The coalition said the average Nigerian consumes about 10 grams of salt daily, nearly double the World Health Organisation’s recommended limit of 5 grams per day.

Referencing this year’s theme, “Safe Products, Confident Consumers,” the organisations argued that consumer protection must go beyond shielding people from contaminated goods to also ensuring nutritional safety.

They noted that many everyday foods — including noodles, bread, snacks, frozen foods, salad dressings and bouillon cubes, often contain high levels of salt, while nutrition information is either too technical, hidden at the back of packs, or poorly displayed for consumers to understand.

The groups commended the Federal Ministry of Health and Social Welfare for launching the National Guidelines for Sodium Reduction in 2025, but insisted that voluntary guidance alone was not enough to meet Nigeria’s target of cutting salt intake by 30 per cent by 2030.

According to them, clear warning labels placed at the front of food packaging would help consumers quickly identify products high in salt, sugar or unhealthy fats and make better dietary choices.
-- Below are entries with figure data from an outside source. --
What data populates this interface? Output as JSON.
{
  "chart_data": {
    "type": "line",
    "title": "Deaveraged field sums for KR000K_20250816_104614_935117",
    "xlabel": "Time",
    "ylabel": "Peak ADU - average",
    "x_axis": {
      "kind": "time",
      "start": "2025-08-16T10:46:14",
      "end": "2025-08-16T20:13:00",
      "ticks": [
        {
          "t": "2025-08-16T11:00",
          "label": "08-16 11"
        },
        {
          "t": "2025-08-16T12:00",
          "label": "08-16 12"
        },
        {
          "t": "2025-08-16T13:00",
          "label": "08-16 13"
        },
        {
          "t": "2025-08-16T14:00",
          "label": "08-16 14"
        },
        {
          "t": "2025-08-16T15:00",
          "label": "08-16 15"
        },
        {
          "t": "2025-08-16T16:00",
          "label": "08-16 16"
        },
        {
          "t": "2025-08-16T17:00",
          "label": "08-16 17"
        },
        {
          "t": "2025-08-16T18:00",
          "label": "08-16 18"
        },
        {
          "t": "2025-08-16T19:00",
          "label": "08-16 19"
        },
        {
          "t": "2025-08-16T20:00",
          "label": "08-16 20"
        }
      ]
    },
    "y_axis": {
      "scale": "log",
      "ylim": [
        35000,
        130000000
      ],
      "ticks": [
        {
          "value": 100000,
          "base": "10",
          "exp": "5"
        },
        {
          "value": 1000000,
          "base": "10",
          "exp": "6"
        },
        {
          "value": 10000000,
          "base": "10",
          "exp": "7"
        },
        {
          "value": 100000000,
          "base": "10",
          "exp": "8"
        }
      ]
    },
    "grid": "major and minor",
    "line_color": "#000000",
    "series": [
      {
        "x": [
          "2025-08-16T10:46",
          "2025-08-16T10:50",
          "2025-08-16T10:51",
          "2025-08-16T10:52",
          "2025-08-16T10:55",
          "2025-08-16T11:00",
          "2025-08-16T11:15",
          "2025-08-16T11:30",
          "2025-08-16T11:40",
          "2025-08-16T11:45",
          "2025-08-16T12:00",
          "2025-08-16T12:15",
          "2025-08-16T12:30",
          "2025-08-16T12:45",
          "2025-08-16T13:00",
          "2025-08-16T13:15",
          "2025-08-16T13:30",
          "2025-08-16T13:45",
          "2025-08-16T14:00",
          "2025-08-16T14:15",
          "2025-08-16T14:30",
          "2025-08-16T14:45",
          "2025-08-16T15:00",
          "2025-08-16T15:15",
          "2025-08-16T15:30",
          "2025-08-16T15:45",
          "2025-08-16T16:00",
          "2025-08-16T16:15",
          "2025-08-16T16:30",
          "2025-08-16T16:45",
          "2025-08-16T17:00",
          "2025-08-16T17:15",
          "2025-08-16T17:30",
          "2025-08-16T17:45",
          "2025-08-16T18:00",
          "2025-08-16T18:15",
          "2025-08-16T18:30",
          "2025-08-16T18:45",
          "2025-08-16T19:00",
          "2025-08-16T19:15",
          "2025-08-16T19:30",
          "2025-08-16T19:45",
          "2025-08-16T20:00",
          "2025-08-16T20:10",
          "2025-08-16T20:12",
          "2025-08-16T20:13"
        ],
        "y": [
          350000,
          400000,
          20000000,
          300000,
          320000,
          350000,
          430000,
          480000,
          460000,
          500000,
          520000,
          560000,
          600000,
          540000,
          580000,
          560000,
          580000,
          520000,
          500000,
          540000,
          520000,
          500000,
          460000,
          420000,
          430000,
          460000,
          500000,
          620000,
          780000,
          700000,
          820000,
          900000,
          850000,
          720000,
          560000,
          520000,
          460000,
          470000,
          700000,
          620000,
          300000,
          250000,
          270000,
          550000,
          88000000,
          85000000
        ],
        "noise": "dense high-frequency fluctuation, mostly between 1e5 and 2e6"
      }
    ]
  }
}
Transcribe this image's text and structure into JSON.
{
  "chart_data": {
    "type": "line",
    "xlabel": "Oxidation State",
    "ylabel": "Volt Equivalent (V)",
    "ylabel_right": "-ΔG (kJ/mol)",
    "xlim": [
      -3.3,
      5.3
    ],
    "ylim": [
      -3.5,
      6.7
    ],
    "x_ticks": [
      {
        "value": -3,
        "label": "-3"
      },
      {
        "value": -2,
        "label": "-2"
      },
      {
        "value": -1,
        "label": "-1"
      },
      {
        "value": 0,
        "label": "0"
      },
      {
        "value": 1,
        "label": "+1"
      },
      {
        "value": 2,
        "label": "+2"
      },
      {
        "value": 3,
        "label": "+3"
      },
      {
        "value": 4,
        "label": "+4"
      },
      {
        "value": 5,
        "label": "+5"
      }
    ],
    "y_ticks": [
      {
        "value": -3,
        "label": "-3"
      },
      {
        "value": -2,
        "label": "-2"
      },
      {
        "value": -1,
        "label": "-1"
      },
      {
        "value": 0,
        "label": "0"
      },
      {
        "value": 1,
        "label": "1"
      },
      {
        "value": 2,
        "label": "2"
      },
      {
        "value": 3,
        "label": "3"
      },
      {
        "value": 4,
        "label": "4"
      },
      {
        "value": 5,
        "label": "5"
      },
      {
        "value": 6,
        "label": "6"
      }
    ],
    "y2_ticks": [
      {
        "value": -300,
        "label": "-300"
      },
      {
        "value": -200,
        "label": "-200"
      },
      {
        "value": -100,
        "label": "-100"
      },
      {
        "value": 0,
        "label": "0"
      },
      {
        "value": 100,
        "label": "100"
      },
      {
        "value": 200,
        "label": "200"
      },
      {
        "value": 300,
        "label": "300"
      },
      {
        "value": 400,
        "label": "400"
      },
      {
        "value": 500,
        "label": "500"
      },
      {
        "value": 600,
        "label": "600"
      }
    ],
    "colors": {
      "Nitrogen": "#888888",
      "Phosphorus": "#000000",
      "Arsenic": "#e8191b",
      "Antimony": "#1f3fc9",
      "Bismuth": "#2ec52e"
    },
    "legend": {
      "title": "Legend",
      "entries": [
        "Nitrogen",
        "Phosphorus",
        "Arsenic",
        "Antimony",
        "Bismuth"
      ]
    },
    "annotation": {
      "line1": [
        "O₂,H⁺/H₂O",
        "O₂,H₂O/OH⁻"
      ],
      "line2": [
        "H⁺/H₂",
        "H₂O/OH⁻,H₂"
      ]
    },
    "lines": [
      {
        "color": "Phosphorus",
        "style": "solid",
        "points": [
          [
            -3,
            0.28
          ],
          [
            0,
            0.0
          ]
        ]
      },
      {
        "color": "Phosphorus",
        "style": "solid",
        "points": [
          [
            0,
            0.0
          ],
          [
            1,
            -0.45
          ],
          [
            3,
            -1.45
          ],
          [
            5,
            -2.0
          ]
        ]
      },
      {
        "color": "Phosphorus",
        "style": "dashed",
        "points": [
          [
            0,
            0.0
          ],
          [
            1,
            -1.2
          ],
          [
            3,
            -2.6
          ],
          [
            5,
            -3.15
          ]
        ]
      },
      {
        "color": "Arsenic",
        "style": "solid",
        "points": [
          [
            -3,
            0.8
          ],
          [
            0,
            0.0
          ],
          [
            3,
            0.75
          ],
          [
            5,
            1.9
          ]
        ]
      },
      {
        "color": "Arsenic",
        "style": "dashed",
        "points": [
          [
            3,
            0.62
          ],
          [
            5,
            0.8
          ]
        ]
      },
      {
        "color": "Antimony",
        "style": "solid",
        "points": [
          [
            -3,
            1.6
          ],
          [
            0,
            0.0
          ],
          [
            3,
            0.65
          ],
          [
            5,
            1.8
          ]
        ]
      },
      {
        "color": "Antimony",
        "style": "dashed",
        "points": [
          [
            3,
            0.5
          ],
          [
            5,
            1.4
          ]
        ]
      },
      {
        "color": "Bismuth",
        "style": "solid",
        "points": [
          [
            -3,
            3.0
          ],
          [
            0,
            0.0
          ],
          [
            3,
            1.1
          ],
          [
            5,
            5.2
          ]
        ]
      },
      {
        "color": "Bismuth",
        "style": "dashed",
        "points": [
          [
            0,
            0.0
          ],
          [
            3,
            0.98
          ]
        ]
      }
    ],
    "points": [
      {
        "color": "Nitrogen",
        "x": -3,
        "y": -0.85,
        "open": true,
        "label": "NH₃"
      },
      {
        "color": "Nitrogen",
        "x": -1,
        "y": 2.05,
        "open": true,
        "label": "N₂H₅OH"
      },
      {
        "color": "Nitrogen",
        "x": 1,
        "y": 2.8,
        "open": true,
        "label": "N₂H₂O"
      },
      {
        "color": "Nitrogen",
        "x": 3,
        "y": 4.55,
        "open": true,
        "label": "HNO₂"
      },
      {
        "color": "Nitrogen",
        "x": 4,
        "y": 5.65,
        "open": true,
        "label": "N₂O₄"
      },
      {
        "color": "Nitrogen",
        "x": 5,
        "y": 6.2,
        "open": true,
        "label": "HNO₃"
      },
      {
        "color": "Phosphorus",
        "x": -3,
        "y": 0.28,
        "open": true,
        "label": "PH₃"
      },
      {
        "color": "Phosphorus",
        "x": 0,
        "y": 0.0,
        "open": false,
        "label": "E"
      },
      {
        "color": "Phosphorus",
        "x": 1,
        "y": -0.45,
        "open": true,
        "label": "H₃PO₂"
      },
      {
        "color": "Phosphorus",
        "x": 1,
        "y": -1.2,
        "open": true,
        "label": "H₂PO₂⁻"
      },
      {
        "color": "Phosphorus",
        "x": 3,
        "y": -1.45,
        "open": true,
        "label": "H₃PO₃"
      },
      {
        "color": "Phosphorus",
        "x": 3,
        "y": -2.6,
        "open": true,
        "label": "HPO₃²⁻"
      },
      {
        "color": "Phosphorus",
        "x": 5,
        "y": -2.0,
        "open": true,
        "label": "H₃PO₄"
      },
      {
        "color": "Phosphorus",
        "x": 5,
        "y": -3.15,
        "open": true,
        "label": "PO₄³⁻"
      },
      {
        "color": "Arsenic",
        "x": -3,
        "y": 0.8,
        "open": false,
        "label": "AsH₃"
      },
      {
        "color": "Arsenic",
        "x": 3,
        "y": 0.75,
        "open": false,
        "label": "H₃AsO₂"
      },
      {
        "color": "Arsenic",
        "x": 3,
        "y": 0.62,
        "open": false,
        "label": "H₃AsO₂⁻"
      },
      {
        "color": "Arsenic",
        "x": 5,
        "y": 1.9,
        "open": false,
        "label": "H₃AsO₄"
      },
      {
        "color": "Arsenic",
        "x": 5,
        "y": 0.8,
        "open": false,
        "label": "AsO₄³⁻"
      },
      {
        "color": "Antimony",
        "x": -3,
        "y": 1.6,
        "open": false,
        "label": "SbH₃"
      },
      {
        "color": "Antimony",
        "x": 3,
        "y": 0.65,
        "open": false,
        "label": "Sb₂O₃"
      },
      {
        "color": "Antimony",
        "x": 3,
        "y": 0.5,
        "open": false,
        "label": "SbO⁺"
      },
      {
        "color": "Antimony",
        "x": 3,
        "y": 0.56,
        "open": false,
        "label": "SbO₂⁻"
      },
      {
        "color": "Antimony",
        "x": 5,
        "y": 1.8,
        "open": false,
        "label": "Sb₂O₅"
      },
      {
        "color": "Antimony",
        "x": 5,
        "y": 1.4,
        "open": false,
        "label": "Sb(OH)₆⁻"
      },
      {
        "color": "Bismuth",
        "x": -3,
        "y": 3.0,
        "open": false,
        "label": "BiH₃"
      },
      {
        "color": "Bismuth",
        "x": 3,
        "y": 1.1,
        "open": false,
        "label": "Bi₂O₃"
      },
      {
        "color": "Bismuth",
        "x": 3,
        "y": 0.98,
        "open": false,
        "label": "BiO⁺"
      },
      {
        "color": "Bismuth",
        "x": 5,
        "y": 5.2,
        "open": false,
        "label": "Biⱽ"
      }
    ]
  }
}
They also urged the government, including NAFDAC, the Federal Competition and Consumer Protection Council, and the Standards Organisation of Nigeria, to enforce salt targets, introduce front-of-pack warning labels, restrict the marketing of ultra-processed foods to children, strengthen monitoring systems and expand public education on healthy diets.

The coalition maintained that protecting Nigerian consumers means ensuring that food sold in the market supports health rather than undermines it.